Biochar and Agriculture
We have 6 M's to describe the specific role biochar can play in agriculture.
Simply using biochar dry on its own is not a silver bullet for anything though- it's a fantastic team player so you need to understand it's intended use.
The first M of making supercharging biochar is making you need to make the biochar. Our biochar is micronised so it becomes a moisturiser when whetted down. When inoculated with compost teas or other soil amendments, it mineralises and provides a stable home for living microbes due mainly to the high surface area and sponge-like quality of the char.

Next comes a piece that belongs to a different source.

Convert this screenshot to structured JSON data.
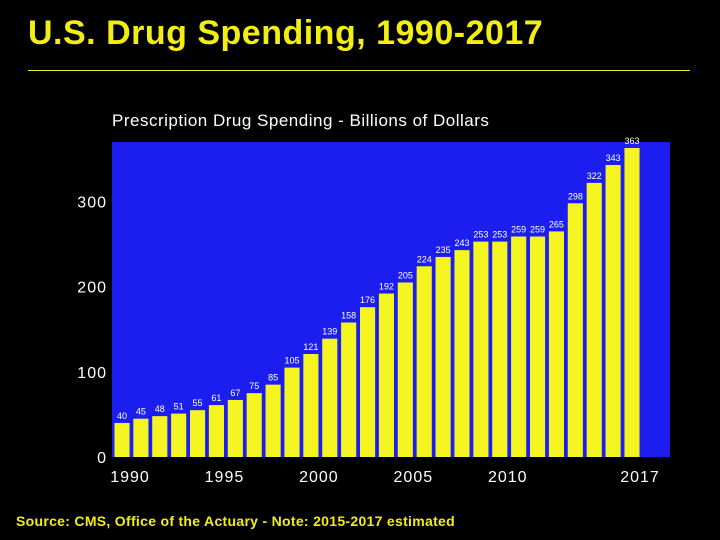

The final element we use in preparing biochar for use is maturation- something we discovered by accident and is now adopted by many others.
A maturation period of soaking the biochar in aerated, microbial teas allows beneficial bacteria to colonise inside the biochar so when it's dug in at root level it has everything to offer plants and works perfectly.
This 5m system fits perfectly when planting out as a homesteader or a large-scale farmer.
If you have a thousand acres and are using a seating drill to push seeds underground, you would add some biochar with that seed, so that the seed has a whole host of things available to it immediately- moisture, minerals, microbes.
If you're working with a tractor and fertiliser spreader you can add biochar with any of your applications so it becomes more of a slow-release agent.
If you're doing trees that have shallow roots then you need to spread the biochar right out around the root zone. You wouldn't necessarily dig it in, but instead put mulch on top of that.
If you are tilling soil before planting, putting biochar into with the soil will provide all the 5M benefits to retain moisture, minerals and microbes.
As a seedling mix, we recommend the fine grade so you can mix it in with existing seedling starter.